When everything was hopeless and the very terrible Goddess, who lives in the bowels of Chitor, had spoken and claimed for death eleven out of the twelve of the Rana’s sons, all who were young or fair women betook themselves to a great underground chamber, and the fires were lit and the entrance was walled up and they died. The Rajputs opened the gates and fought till they could fight no more, and Ala-ud-din the victorious entered a wasted and desolated city. He wrecked everything excepting only the palace of Pudmini and the old Jain tower before mentioned. That was all he could do, for there were few men alive of the defenders of Chitor when the day was won, and the women were ashes in the underground palace.
Ajai Singh, the one surviving son of Lakhsman Singh, had, at his father’s insistence, escaped from Chitor to “carry on the line” when better days should come. He brought up Hamir, son of one of his elder brothers, to be a thorn in the side of the invader, and Hamir overthrew Maldeo, chief of Jhalore and vassal of Ala-ud-din, into whose hands Ala-ud-din had, not too generously, given what was left of Chitor. So the Sesodias came to their own again, and the successors of Hamir extended their kingdoms and rebuilt Chitor, as kings know how to rebuild cities in a land where human labour and life are cheaper than bread and water. For two centuries, saith Tod, Mewar flourished exceedingly and was the paramount kingdom of all Rajasthan. Greatest of all the successors of Hamir, was Kumbha Rana who, when the Ghilzai dynasty was rotting away and Viceroys declared themselves kings, met, defeated, took captive, and released without ransom, Mahmoud of Malwa. Kumbha Rana built a Tower of Victory, nine stories high, to commemorate this and the other successes of his reign, and the tower stands to-day a mark for miles across the plains. Of this, more hereafter.

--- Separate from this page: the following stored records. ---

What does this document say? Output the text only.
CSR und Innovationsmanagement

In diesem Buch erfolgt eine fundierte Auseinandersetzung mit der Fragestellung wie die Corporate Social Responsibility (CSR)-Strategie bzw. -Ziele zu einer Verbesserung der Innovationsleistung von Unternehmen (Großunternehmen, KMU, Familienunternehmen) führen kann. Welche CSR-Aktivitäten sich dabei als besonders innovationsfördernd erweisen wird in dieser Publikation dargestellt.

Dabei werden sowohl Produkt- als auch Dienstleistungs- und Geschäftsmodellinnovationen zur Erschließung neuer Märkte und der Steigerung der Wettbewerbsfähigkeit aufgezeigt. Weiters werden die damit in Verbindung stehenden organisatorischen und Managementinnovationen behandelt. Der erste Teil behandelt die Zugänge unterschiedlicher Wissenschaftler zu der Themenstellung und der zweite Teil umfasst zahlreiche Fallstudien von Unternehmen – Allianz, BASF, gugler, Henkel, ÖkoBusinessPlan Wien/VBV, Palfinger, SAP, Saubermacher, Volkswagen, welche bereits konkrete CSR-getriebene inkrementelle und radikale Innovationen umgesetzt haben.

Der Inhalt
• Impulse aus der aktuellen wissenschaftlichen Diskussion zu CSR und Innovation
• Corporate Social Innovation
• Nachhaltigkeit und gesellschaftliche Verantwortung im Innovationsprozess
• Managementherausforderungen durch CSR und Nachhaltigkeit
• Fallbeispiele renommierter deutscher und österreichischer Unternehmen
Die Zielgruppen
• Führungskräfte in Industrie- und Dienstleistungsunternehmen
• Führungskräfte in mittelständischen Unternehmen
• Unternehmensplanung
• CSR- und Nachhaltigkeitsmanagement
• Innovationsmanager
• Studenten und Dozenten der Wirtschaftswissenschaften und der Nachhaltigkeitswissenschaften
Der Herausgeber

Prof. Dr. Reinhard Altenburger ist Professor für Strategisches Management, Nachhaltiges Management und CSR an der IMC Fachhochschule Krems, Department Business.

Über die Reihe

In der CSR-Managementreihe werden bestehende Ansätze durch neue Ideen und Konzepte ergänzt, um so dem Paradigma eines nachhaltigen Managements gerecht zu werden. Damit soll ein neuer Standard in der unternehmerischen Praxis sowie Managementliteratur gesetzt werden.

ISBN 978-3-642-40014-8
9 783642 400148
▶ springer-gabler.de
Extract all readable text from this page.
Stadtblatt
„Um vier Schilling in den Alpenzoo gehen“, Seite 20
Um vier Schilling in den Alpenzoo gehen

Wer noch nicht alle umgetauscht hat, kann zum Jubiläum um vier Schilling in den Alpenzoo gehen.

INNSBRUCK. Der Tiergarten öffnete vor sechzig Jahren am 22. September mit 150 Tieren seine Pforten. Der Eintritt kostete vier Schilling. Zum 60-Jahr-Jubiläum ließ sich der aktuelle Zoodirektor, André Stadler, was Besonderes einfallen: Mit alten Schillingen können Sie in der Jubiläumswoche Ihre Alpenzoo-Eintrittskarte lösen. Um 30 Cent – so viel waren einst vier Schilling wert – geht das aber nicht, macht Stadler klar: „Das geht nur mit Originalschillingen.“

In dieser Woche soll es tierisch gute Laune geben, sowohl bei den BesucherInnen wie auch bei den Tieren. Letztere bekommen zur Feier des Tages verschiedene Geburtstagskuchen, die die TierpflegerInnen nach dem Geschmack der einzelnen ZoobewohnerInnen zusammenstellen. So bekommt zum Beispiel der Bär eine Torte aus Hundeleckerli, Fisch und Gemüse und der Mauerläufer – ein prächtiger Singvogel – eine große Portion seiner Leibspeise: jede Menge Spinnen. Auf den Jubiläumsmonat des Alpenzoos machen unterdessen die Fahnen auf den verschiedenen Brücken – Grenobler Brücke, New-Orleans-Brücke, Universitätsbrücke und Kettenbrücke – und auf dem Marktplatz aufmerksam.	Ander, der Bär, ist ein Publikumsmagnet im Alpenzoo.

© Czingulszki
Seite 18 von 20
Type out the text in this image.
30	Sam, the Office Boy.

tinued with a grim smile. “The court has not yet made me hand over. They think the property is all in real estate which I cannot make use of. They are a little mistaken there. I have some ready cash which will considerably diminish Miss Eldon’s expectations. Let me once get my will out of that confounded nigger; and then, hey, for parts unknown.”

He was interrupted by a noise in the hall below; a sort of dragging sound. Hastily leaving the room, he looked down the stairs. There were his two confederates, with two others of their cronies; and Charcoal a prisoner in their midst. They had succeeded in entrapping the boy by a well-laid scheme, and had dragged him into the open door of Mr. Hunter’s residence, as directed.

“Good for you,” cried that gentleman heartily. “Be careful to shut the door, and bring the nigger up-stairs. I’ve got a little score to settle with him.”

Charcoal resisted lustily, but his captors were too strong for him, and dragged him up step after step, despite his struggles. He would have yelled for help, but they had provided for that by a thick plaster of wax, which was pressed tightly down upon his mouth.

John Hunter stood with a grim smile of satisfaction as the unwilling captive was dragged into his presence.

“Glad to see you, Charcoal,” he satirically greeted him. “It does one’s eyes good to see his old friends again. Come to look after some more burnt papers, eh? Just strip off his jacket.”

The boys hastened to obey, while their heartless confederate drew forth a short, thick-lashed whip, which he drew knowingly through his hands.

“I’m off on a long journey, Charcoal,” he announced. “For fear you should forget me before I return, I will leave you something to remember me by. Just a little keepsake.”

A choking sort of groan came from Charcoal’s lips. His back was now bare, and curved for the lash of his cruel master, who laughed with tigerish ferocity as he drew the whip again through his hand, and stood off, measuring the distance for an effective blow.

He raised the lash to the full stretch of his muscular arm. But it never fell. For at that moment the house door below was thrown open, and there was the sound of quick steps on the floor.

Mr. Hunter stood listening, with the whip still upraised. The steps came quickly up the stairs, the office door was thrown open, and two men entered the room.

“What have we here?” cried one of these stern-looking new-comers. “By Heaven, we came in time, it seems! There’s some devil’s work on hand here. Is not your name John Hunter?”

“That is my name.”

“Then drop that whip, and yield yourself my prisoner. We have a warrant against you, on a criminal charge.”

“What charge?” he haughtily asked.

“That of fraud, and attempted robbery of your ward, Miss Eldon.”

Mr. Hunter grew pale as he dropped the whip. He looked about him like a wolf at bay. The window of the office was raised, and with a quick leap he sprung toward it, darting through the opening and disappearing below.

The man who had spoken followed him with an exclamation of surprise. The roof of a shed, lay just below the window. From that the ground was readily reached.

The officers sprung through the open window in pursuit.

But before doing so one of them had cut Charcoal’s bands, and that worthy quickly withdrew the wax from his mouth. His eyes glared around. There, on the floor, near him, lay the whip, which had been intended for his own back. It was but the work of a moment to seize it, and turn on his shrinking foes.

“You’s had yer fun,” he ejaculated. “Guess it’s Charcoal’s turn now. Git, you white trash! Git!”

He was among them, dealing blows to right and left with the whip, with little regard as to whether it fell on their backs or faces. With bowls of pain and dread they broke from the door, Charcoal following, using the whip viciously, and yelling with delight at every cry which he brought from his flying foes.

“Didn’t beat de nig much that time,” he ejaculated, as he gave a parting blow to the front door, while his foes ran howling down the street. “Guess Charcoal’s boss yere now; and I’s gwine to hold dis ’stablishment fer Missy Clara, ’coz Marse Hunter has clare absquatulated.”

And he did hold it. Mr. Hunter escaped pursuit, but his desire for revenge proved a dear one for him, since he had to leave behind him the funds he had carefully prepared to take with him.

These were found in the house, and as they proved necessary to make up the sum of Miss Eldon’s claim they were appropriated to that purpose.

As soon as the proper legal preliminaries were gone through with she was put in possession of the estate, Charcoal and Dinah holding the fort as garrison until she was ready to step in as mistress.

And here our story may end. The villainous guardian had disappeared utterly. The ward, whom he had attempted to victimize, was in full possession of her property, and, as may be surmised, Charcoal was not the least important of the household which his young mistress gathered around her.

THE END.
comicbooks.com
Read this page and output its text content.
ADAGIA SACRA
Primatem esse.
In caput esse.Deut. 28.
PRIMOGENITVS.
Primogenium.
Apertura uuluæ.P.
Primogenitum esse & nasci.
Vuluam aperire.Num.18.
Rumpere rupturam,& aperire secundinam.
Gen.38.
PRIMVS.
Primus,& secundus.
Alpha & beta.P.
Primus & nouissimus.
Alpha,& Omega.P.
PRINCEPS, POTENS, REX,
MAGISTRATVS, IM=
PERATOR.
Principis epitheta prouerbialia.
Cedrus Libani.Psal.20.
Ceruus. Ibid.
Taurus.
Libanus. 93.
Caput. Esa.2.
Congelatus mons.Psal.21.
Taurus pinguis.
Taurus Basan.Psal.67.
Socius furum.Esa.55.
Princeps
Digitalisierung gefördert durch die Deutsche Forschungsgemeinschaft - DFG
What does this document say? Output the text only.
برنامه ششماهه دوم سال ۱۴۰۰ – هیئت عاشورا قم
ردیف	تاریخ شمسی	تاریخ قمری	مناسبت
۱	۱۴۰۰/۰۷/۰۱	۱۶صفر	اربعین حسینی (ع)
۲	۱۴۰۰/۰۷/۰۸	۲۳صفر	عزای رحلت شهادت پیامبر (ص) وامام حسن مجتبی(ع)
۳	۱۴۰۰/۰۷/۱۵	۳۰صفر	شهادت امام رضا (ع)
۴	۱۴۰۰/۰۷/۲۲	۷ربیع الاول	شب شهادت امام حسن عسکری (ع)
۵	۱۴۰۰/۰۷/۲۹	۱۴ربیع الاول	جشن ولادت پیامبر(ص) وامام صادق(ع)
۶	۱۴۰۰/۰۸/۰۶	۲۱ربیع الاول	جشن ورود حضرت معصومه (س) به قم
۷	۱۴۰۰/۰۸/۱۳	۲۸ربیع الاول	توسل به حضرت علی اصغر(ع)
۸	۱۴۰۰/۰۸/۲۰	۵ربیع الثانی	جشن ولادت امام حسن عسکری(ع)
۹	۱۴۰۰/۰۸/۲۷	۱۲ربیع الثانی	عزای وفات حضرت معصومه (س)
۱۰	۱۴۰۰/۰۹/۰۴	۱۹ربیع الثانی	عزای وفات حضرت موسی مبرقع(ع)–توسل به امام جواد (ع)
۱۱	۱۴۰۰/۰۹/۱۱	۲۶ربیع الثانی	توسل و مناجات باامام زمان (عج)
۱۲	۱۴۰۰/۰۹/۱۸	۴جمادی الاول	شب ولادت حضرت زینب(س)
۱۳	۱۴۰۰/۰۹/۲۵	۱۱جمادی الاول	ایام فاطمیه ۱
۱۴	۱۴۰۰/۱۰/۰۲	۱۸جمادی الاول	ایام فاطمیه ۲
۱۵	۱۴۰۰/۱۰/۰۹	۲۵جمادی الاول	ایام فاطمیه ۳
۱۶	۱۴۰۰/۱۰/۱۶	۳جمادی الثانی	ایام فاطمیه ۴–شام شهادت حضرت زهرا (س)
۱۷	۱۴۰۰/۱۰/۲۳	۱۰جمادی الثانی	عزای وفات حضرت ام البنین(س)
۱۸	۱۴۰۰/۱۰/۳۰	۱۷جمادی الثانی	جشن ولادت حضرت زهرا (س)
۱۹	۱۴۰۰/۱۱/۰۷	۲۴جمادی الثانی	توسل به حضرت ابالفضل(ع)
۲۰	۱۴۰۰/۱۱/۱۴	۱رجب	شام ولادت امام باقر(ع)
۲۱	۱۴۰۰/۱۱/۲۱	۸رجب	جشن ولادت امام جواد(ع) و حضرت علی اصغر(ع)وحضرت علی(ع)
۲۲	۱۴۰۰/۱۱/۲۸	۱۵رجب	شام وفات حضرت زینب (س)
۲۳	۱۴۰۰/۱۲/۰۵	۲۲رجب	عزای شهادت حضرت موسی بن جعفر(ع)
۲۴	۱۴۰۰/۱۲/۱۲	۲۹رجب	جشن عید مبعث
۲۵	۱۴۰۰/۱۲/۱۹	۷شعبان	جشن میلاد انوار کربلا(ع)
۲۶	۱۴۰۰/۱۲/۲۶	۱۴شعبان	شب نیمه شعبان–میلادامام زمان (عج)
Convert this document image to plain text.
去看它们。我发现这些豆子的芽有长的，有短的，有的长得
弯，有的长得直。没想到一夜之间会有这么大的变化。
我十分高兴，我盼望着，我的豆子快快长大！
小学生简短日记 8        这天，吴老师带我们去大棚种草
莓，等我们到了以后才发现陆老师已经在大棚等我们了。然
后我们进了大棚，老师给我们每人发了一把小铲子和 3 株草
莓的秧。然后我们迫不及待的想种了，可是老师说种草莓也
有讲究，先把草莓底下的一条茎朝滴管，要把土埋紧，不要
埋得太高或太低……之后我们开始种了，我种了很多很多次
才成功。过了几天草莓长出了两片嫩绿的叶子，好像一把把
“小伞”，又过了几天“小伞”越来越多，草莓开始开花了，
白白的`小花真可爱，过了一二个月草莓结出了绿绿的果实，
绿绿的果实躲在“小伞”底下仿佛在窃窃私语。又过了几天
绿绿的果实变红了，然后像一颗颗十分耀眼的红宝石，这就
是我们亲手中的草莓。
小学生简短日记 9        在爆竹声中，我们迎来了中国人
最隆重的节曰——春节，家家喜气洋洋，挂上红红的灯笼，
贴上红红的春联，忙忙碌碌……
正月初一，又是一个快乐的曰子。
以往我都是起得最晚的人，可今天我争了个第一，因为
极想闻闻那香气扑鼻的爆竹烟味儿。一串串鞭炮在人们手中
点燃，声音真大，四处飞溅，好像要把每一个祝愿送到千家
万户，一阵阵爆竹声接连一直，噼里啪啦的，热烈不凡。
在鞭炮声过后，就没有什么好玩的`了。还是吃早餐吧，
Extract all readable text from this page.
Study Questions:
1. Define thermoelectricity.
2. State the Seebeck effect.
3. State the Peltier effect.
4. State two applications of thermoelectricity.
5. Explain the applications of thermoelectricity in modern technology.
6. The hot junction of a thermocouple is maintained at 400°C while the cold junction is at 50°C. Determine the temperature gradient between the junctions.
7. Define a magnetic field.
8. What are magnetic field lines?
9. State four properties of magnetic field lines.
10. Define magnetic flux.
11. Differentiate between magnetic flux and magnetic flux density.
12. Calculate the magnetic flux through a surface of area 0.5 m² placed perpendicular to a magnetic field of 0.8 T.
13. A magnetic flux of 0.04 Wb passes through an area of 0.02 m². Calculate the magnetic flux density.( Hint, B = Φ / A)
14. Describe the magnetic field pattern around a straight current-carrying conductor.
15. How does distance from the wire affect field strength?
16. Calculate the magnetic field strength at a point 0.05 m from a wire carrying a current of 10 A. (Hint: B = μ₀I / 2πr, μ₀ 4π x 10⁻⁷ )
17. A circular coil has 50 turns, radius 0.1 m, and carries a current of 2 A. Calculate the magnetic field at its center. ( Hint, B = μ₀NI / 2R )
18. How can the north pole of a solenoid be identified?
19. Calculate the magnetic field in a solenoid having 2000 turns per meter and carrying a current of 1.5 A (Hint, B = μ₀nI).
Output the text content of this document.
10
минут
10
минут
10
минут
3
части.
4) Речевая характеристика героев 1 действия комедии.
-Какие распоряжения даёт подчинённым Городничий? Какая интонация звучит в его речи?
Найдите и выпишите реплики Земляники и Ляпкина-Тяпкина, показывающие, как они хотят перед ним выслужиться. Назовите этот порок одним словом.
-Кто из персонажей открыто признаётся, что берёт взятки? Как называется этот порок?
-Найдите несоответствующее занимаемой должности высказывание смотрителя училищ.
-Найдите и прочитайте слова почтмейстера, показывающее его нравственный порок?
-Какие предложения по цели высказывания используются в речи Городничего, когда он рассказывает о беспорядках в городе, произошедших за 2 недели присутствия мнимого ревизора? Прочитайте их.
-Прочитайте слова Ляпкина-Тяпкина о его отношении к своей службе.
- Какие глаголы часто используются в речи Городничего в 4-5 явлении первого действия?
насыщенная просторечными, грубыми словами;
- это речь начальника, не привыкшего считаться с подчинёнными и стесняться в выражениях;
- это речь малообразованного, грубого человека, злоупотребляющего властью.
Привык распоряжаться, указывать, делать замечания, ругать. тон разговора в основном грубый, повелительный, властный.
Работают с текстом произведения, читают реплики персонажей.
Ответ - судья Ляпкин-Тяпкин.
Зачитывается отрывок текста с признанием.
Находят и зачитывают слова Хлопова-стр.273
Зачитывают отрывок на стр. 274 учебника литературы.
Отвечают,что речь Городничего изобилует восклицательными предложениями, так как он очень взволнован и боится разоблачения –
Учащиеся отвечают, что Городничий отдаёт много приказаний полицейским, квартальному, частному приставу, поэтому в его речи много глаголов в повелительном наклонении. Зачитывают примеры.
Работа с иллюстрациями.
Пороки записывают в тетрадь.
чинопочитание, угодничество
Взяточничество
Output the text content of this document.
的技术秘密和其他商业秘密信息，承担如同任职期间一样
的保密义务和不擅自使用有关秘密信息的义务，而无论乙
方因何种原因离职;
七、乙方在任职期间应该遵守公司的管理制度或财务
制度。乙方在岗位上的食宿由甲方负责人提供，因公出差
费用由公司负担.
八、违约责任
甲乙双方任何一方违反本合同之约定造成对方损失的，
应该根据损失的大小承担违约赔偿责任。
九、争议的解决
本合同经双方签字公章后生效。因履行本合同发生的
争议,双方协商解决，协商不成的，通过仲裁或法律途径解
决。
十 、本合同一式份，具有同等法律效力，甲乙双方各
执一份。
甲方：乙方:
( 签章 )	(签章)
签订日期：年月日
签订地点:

But the well-established kingdom weakened, and the rulers took favourites and disgusted their best supporters—after the immemorial custom of too prosperous rulers. Also they murdered one another. In 1535 A. D. Bahadur Shah, King of Gujarat, seeing the decay, and remembering how one of his predecessors, together with Mahmoud of Malwa, had been humbled by Mewar in years gone by, set out to take his revenge of Time and Mewar then ruled by Rana Bikrmajit, who had made a new capital at Deola. Bikrmajit did not stay to give battle in that place. His chiefs were out of hand, and Chitor was the heart and brain of Mewar; so he marched thither, and the Gods were against him. Bahadur Shah mined one of the Chitor bastions and wiped out in the explosion the Hara Prince of Boondee with five hundred followers. Jowahir Bae, Bikrmajit’s mother headed a sally from the walls and was slain. There were Frank gunners among Bahadur Shah’s forces, and they hastened the end. The Rajputs made a second johur greater than the johur of Pudmini; and thirteen thousand were blown up in the magazines, or stabbed or poisoned, before the gates were opened and the defenders rushed down.